Certains redoutent qu’il ne s’agisse d’un prélude à des menaces militaires plus sérieuses. En novembre, Bruno Kahl, directeur des services de renseignement allemands, a évoqué l’hypothèse d’une mise à l’épreuve de l’Otan par la Russie: tester la volonté des alliés d’appliquer la défense collective prévue à l’article 5 en lançant une attaque hybride contre le Spitzberg. Plusieurs événements paraissent suspects, sans qu’aucune preuve n’atteste un dessein d’intimidation. En juillet, par exemple, des avions commerciaux approchant du Spitzberg ont signalé des perturbations de leurs signaux GPS.
La situation de l’archipel est à la fois un atout et une contrainte pour la Norvège. Un atout, car la Russie reconnaît le traité du Spitzberg, qui consacre la souveraineté norvégienne, même si l’Union soviétique a brièvement tenté, dans les années 1940, de pousser son voisin à y renoncer en faveur d’un accord bilatéral. Oslo a refusé. Mais aussi une contrainte, puisque ce même traité autorise les ressortissants d’autres Etats à s’installer au Spitzberg et à exploiter ses ressources, y compris les Russes.
Depuis plusieurs décennies, la société minière russe Arktikougol administre la ville de Barentsburg, située à 40 kilomètres à peine de Longyearbyen, ainsi qu’une poignée d’autres petites implantations minières.
«Tous les habitants du Spitzberg ne sont que temporaires, en raison de la faiblesse des infrastructures médicales et parce que la présence de très jeunes enfants comme de personnes âgées y est découragée.»
Des mines qui ferment
Pour la Norvège, le défi consiste à préserver Longyearbyen comme avant-poste économique viable et, surtout, à y maintenir une population permanente tout au long de l’année. Tous les habitants du Spitzberg ne sont que temporaires, en raison de la faiblesse des infrastructures médicales et parce que la présence de très jeunes enfants comme de personnes âgées y est découragée.

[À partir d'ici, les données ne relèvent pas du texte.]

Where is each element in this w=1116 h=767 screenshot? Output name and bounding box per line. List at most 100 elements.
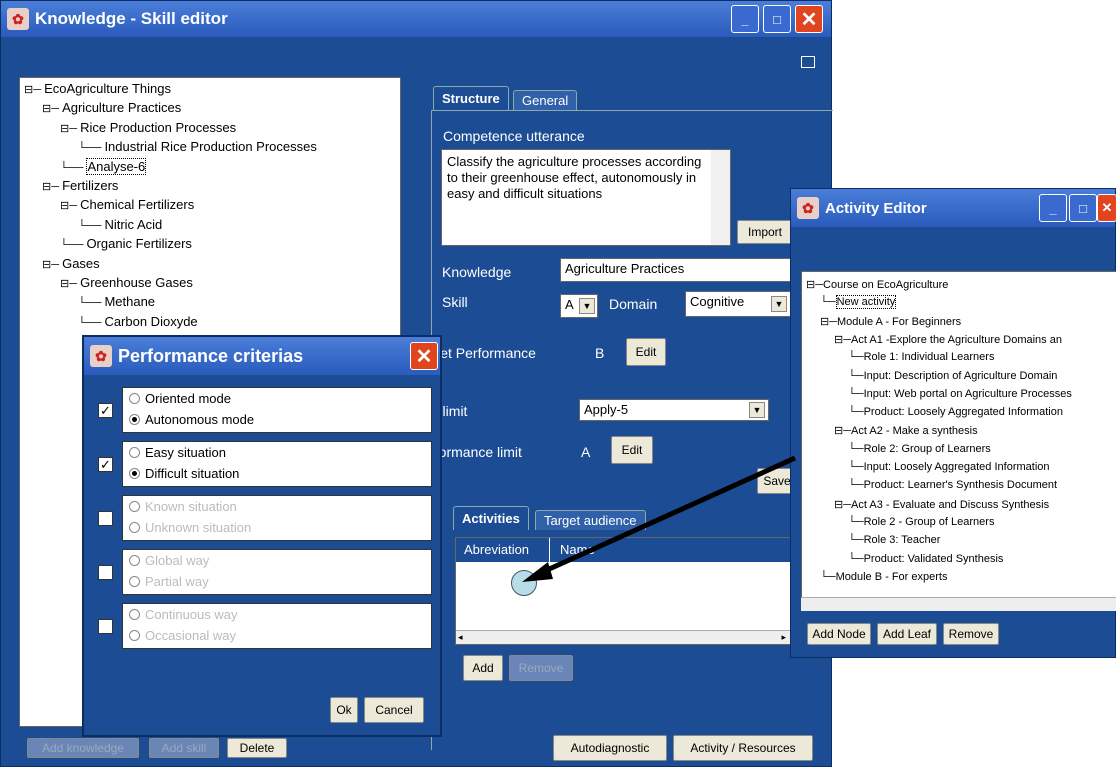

Pendant la plus grande partie du siècle passé, l’activité principale fut l’extraction du charbon. Mais le 30 juin dernier, la dernière mine norvégienne a fermé. Svein Jonny Albrigtsen, mineur vivant sur l’île depuis 50 ans, souligne que la Russie ne mettra pas un terme à l’exploitation de sa propre mine de Barentsburg. Selon lui, à mesure que Moscou et Pékin accroîtront leur intérêt pour les ressources naturelles de l’Arctique, les pays occidentaux seront eux aussi poussés à relancer l’activité minière au Spitzberg.
Un pôle de recherche et de tourisme
Il est cependant plus probable que la Norvège intensifie ses efforts pour transformer le Spitzberg en pôle de recherche et de tourisme. Longyearbyen accueille déjà des chercheurs norvégiens et étrangers dans un centre scientifique. Certains mineurs pourraient être réemployés dans la construction, alors que se développent des logements plus nombreux et de meilleure qualité, notamment pour pallier les effets du dégel du pergélisol. A long terme, le recul de la banquise arctique pourrait aussi favoriser l’essor du trafic maritime dans la région, y compris au Spitzberg.

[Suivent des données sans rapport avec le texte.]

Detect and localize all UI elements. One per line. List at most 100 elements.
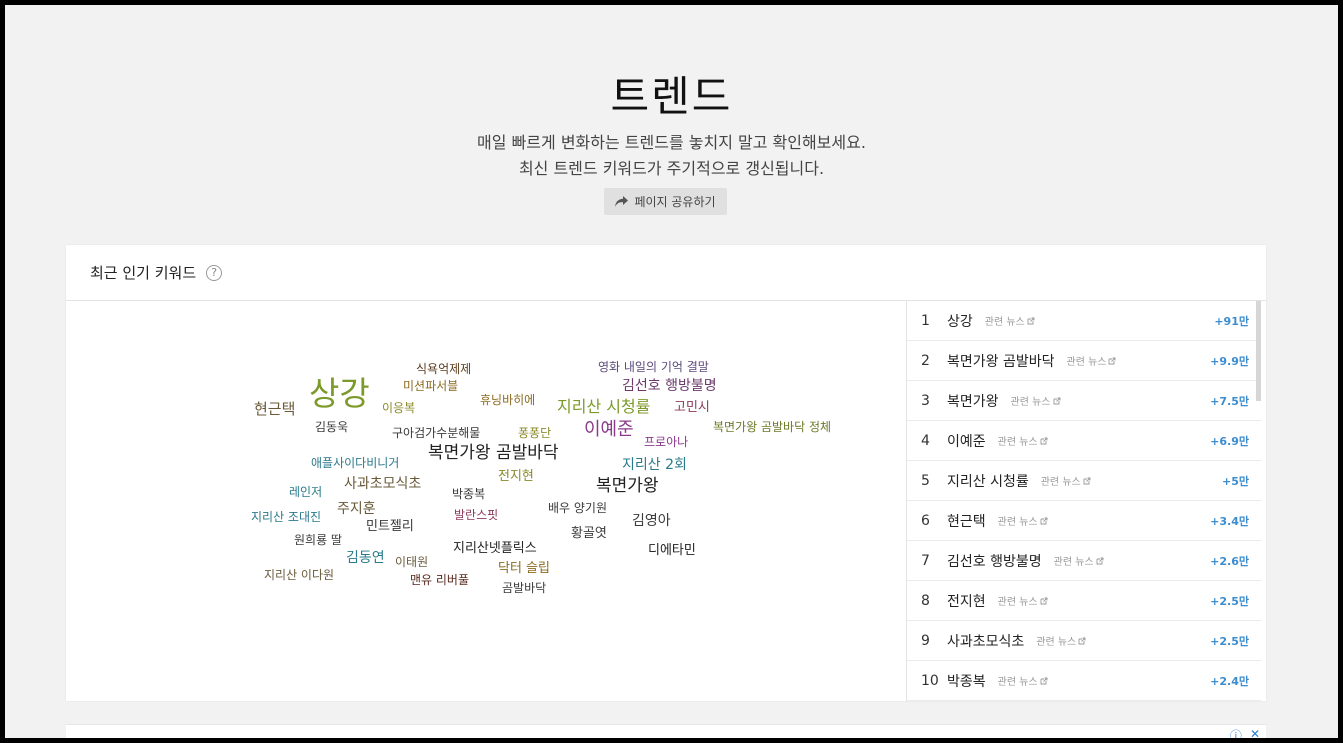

Un conflit paraît improbable dans l’archipel, même si la compétition pour l’influence dans la région est inévitable. Dans la petite localité assoupie de Longyearbyen, tout au bout de la carte, les visites de responsables militaires, politiques et du renseignement deviendront de plus en plus régulières. Et l’intérêt du voisin russe ne fera que s’intensifier.